When thinking about diabetes management and healthy eating, carbohydrates get all the attention. Fat, however, is also important for people with diabetes. Fat has developed a negative reputation for being harmful, and has been blamed for obesity and heart disease. We know today that not all fats are bad and that fat is important for our overall health. While it is true that some types of fat should be limited or avoided altogether, other fats should be included more often in our diet and can make us healthier.
In order to understand how fat fits into a healthy eating plan, it is important to understand the different types of fat and their effects on our body.
What role do fats play in the body?
Fats provide the body with energy, help it to absorb certain vitamins and are needed to perform other important functions, such as producing hormones that protect your organs and help keep your body warm.
How much fat does a person need each day?
Each gram of fat contains nine calories; the current Diabetes Canada guidelines recommend that 20% to 35% of calories consumed each day should come from total fat. For an average adult, that means about 65 grams of fat per day from a variety of food sources.
What are the different types of fat?
Not all dietary fats are the same. Unsaturated fats are known as ‘good’ or healthy fats. They help lower your low-density lipoprotein (LDL) cholesterol (the ‘bad’ cholesterol) that can increase your risk of heart disease. There are two types of unsaturated fats: monounsaturated and polyunsaturated.
Monounsaturated fat is a healthy fat that has a protective effect on the heart. Sources of monounsaturated fat include:
- Canola oil
- Nuts such as almonds, cashews, pecans and peanuts
- Olive oil and olives
- Peanut butter and peanut oil
- Safflower oil
To include more monounsaturated fats in your diet, try:
- Substituting olive or canola oil for butter, margarine or shortening when cooking
- Sprinkling nuts on a salad, yogurt or cereal
Adding avocado to salads or sandwiches
Polyunsaturated fats are another important fat to include as part of a healthy balanced diet. Omega-3 and omega-6 fatty acids are two types of polyunsaturated fat that can improve heart health.
Omega-3 fats are found in oily fish, such as:
Eating at least 2 servings of oily fish per week is associated with a lower risk for heart disease.
Other foods with omega-3 fats include:
- Flaxseeds and flaxseed oil
- Chia seeds
- Omega-3 eggs
- Fruit juices and dairy products with added omega-3
Omega-6 fats are found in the following types of oil:
They are also found in nuts and seeds, such as:
- Brazil nuts
- Sunflower seeds
- Sesame seeds
These fats tend to be solid at room temperature and can form plaques that attach to your arteries.
Products containing saturated fat include:
- High-fat meats such as regular ground beef, hot dogs, sausages and bacon
- High-fat dairy products, such as cheese, cream, ice cream, whole milk and 2% milk
- Poultry skin (for example, chicken or turkey)
- Palm oil
- Coconut and coconut oil
Trans fats are known to raise levels of LDL cholesterol and lower levels of high-density lipoprotein (HDL) cholesterol (the ‘good’ cholesterol).
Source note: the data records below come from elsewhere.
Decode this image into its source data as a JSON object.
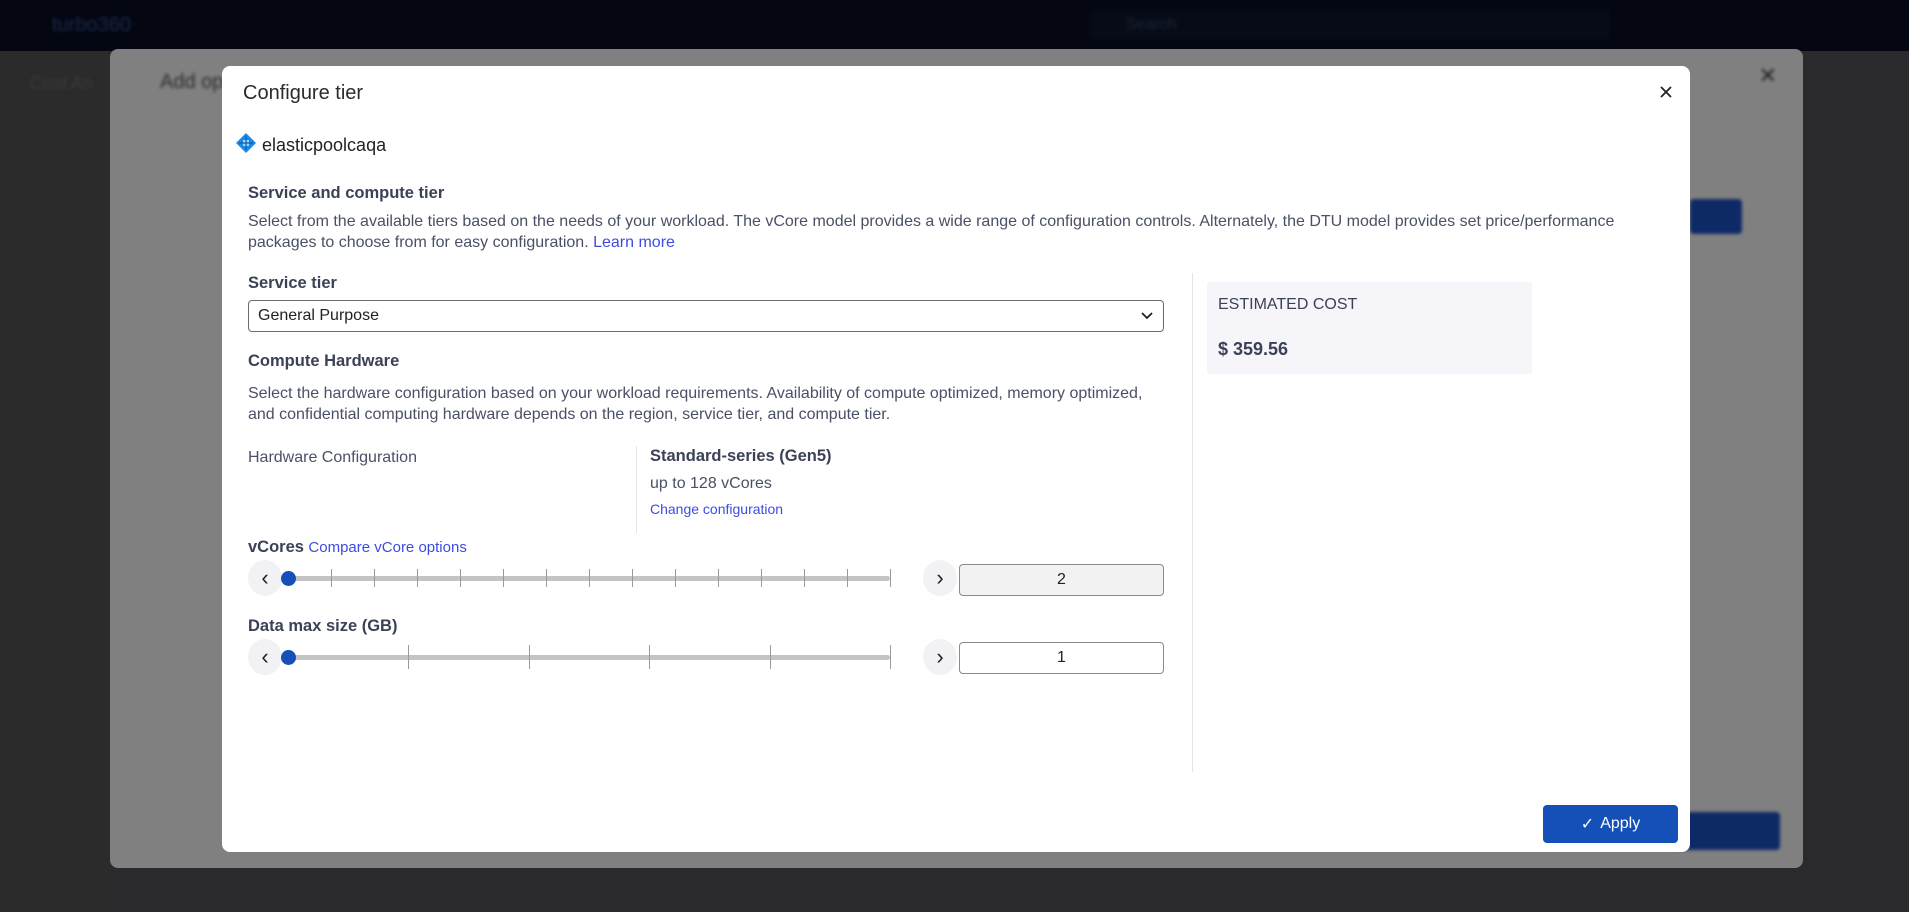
{
  "background": {
    "brand": "turbo360",
    "search_placeholder": "Search",
    "panel_title": "Add op",
    "left_title": "Cost An"
  },
  "modal": {
    "title": "Configure tier",
    "resource_name": "elasticpoolcaqa",
    "resource_icon": "sql-elastic-pool-icon",
    "service_section": {
      "heading": "Service and compute tier",
      "description": "Select from the available tiers based on the needs of your workload. The vCore model provides a wide range of configuration controls. Alternately, the DTU model provides set price/performance packages to choose from for easy configuration.",
      "learn_more": "Learn more"
    },
    "service_tier": {
      "label": "Service tier",
      "value": "General Purpose"
    },
    "compute_hardware": {
      "heading": "Compute Hardware",
      "description": "Select the hardware configuration based on your workload requirements. Availability of compute optimized, memory optimized, and confidential computing hardware depends on the region, service tier, and compute tier.",
      "config_label": "Hardware Configuration",
      "config_name": "Standard-series (Gen5)",
      "config_detail": "up to 128 vCores",
      "change_link": "Change configuration"
    },
    "vcores": {
      "label": "vCores",
      "compare_link": "Compare vCore options",
      "value": "2",
      "slider_fraction": 0
    },
    "data_max_size": {
      "label": "Data max size (GB)",
      "value": "1",
      "slider_fraction": 0
    },
    "estimated_cost": {
      "label": "ESTIMATED COST",
      "value": "$ 359.56"
    },
    "apply_label": "Apply"
  },
  "colors": {
    "accent": "#1450b8",
    "link": "#3d4ce0",
    "cost_bg": "#f5f5fa"
  }
}
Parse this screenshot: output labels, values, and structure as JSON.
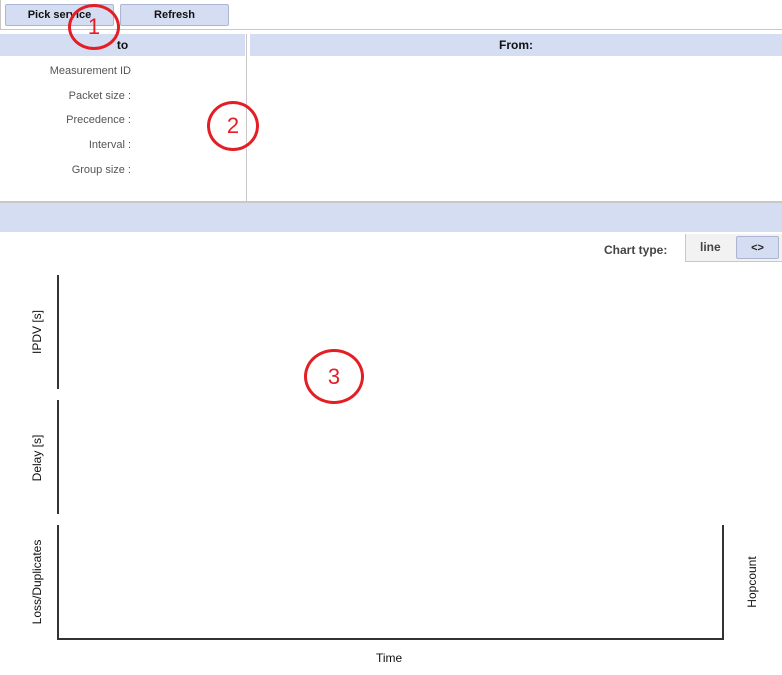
{
  "toolbar": {
    "pick_service_label": "Pick service",
    "refresh_label": "Refresh"
  },
  "details_panel": {
    "header": "to",
    "fields": [
      {
        "label": "Measurement ID"
      },
      {
        "label": "Packet size :"
      },
      {
        "label": "Precedence :"
      },
      {
        "label": "Interval :"
      },
      {
        "label": "Group size :"
      }
    ]
  },
  "from_panel": {
    "header": "From:"
  },
  "chart_controls": {
    "chart_type_label": "Chart type:",
    "chart_type_value": "line",
    "toggle_label": "<>"
  },
  "chart_data": [
    {
      "type": "line",
      "ylabel": "IPDV [s]"
    },
    {
      "type": "line",
      "ylabel": "Delay [s]"
    },
    {
      "type": "line",
      "ylabel": "Loss/Duplicates",
      "y2label": "Hopcount",
      "xlabel": "Time"
    }
  ],
  "annotations": {
    "marker_1": "1",
    "marker_2": "2",
    "marker_3": "3",
    "color": "#e31e24"
  }
}
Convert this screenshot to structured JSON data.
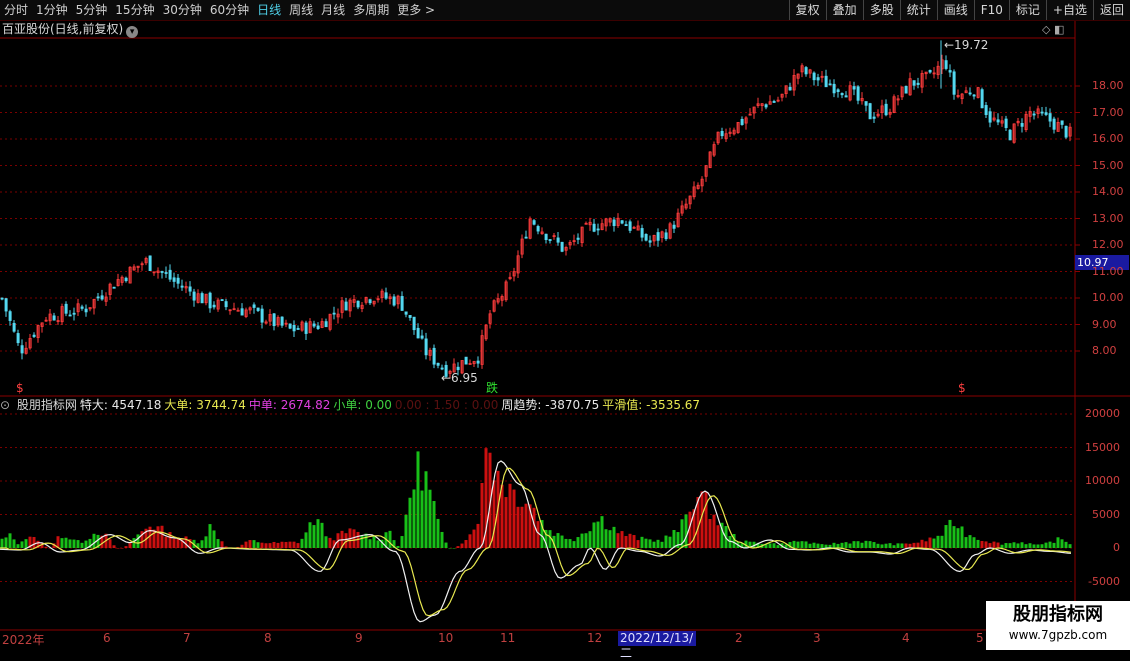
{
  "toolbar": {
    "periods": [
      "分时",
      "1分钟",
      "5分钟",
      "15分钟",
      "30分钟",
      "60分钟",
      "日线",
      "周线",
      "月线",
      "多周期",
      "更多"
    ],
    "active_period": "日线",
    "buttons": [
      "复权",
      "叠加",
      "多股",
      "统计",
      "画线",
      "F10",
      "标记",
      "+自选",
      "返回"
    ]
  },
  "stock": {
    "title": "百亚股份(日线,前复权)"
  },
  "price_axis": {
    "labels": [
      "18.00",
      "17.00",
      "16.00",
      "15.00",
      "14.00",
      "13.00",
      "12.00",
      "11.00",
      "10.00",
      "9.00",
      "8.00"
    ],
    "current": "10.97"
  },
  "annotations": {
    "high": "19.72",
    "low": "6.95",
    "signal": "跌",
    "marker": "$"
  },
  "indicator": {
    "name": "股朋指标网",
    "items": [
      {
        "label": "特大:",
        "value": "4547.18",
        "color": "#e8e8e8"
      },
      {
        "label": "大单:",
        "value": "3744.74",
        "color": "#e8e850"
      },
      {
        "label": "中单:",
        "value": "2674.82",
        "color": "#e040e0"
      },
      {
        "label": "小单:",
        "value": "0.00",
        "color": "#40d040"
      },
      {
        "label": "",
        "value": "0.00 : 1.50 : 0.00",
        "color": "#5a1010"
      },
      {
        "label": "周趋势:",
        "value": "-3870.75",
        "color": "#e8e8e8"
      },
      {
        "label": "平滑值:",
        "value": "-3535.67",
        "color": "#e8e850"
      }
    ],
    "axis_labels": [
      "20000",
      "15000",
      "10000",
      "5000",
      "0",
      "-5000"
    ]
  },
  "date_axis": {
    "ticks": [
      "2022年",
      "6",
      "7",
      "8",
      "9",
      "10",
      "11",
      "12",
      "2",
      "3",
      "4",
      "5"
    ],
    "highlight": "2022/12/13/二"
  },
  "watermark": {
    "title": "股朋指标网",
    "url": "www.7gpzb.com"
  },
  "colors": {
    "up": "#ff3c3c",
    "down": "#54d8f0",
    "bar_up": "#cc1010",
    "bar_down": "#18c018",
    "grid": "#7a0000"
  }
}
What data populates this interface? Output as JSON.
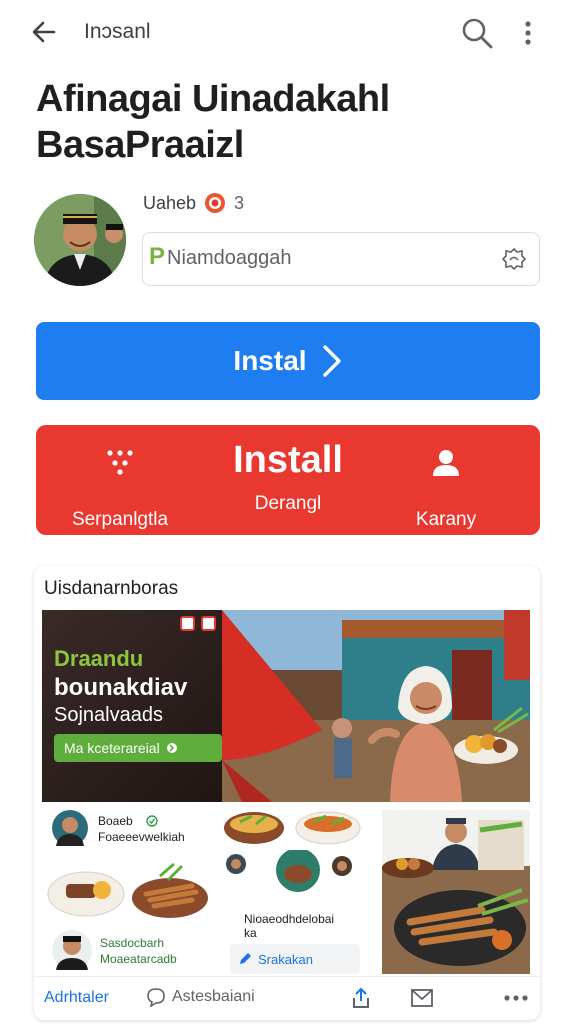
{
  "topbar": {
    "title": "Inɔsanl",
    "back_icon": "back-arrow-icon",
    "search_icon": "search-icon",
    "more_icon": "more-vert-icon"
  },
  "app": {
    "title": "Afinagai Uinadakahl BasaPraaizl"
  },
  "developer": {
    "name": "Uaheb",
    "count": "3"
  },
  "field": {
    "prefix": "P",
    "value": "Niamdoaggah"
  },
  "primary_button": {
    "label": "Instal",
    "color": "#1f7df2"
  },
  "install_button": {
    "label": "Install",
    "color": "#e8382f",
    "left_label": "Serpanlgtla",
    "middle_label": "Derangl",
    "right_label": "Karany"
  },
  "card": {
    "title": "Uisdanarnboras",
    "hero": {
      "line1": "Draandu",
      "line2": "bounakdiav",
      "line3": "Sojnalvaads",
      "pill": "Ma kceterareial"
    },
    "tiles": {
      "t1_name1": "Boaeb",
      "t1_sub1": "Foaeeevwelkiah",
      "t1_name2": "Sasdocbarh",
      "t1_sub2": "Moaeatarcadb",
      "t2_caption1": "Nioaeodhdelobai",
      "t2_caption2": "ka",
      "t2_link": "Srakakan"
    },
    "bottombar": {
      "first": "Adrhtaler",
      "chat": "Astesbaiani"
    }
  }
}
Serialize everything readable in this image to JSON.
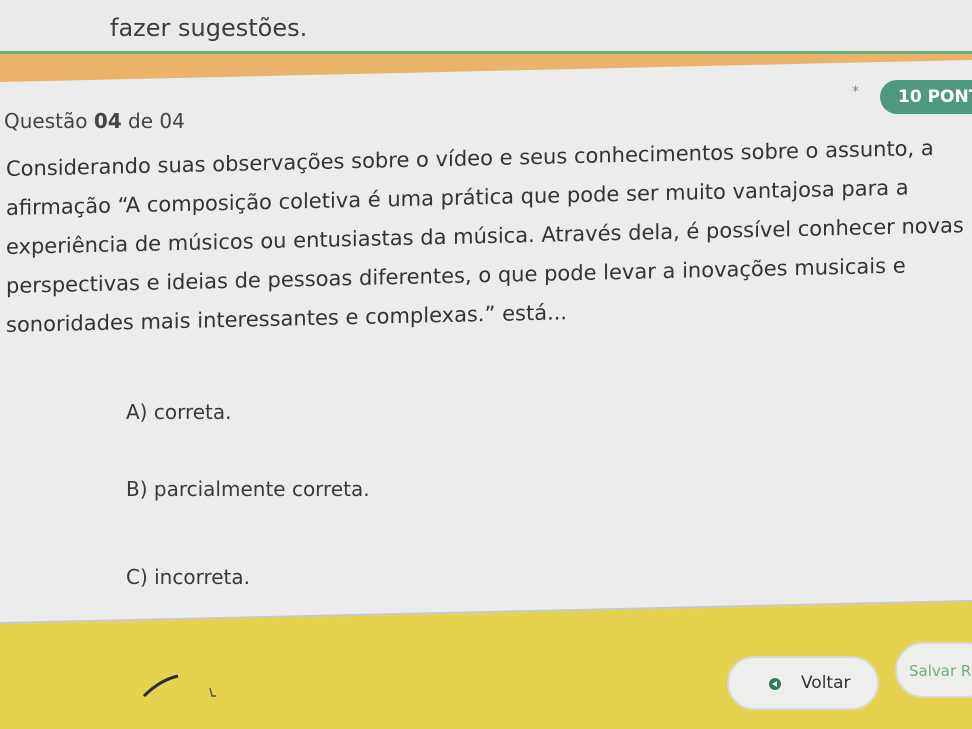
{
  "header": {
    "previous_text": "fazer sugestões."
  },
  "question": {
    "label_prefix": "Questão",
    "number": "04",
    "label_suffix": "de 04",
    "points": "10 PONT",
    "star": "*",
    "text_lines": [
      "Considerando suas observações sobre o vídeo e seus conhecimentos sobre o assunto, a",
      "afirmação “A composição coletiva é uma prática que pode ser muito vantajosa para a",
      "experiência de músicos ou entusiastas da música. Através dela, é possível conhecer novas",
      "perspectivas e ideias de pessoas diferentes, o que pode levar a inovações musicais e",
      "sonoridades mais interessantes e complexas.” está..."
    ]
  },
  "options": [
    {
      "label": "A) correta."
    },
    {
      "label": "B) parcialmente correta."
    },
    {
      "label": "C) incorreta."
    }
  ],
  "footer": {
    "back_label": "Voltar",
    "save_label": "Salvar Ra"
  },
  "colors": {
    "background": "#e7d24f",
    "card": "#ebeceb",
    "accent_green": "#4f9a7e",
    "strip_orange": "#e9b36a"
  }
}
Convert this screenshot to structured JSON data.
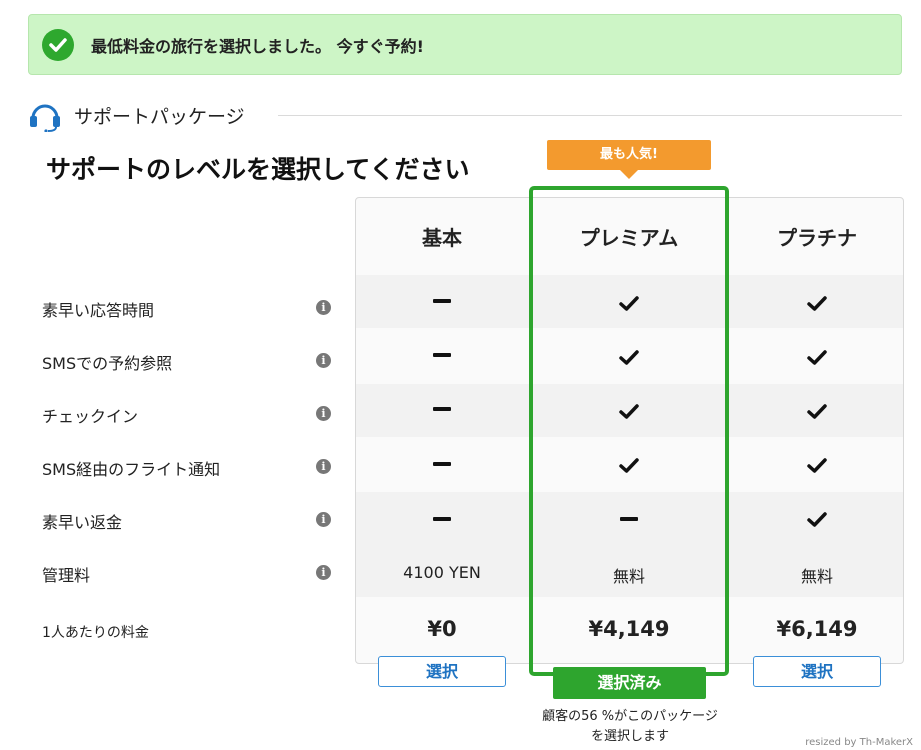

Trans fats are produced when liquid oil is made into a solid fat (a process called hydrogenation) and they are more harmful than saturated fat. For a heart-healthy diet, eat as little trans fat as possible by avoiding foods that contain it.
Sources of trans fat include:
- Highly processed snack foods such as crackers and chips
- Baked goods (muffins, cookies and cakes) made with hydrogenated oil or partially hydrogenated oil
- Hard margarines
- Some fast food items, such as french fries
Which fats are good?
Unsaturated fats are ‘good’ fats (monounsaturated and polyunsaturated). Eating ‘good’ fats in place of ‘bad’ fats (saturated) can help protect you against heart disease by lowering your cholesterol levels. Keep in mind that eating too much of any kind of fat is not a good idea as even ‘good’ fats are high in calories.
Which fats are NOT as good?
Saturated fat and trans fat increase your body’s production of cholesterol. These ‘bad’ fats also cause clogging of your blood vessels; this is a condition called atherosclerosis. If there is a blockage in the blood flow to your heart, this can lead to a heart attack. If the blood vessels in your brain are blocked, this can lead to a stroke. To reduce your risk of heart attack or stroke, saturated fats should be limited and trans fats should be avoided.
How can you make better choices at the grocery store?
- Compare the % daily value of fat between similar products; those with less than 5% daily value are a lower-fat choice
- Look for products with no trans fat
- Choose oily fish, such as salmon, mackerel, sardines and trout
- Choose lower-fat milk products more often
- Look for lower-fat cheeses
- Choose leaner cuts of meat
Fat is an important part of our diet, but it’s important to remember that not all fats are created equal. Choose foods with unsaturated fats more often and limit the amount of foods with saturated and trans fats.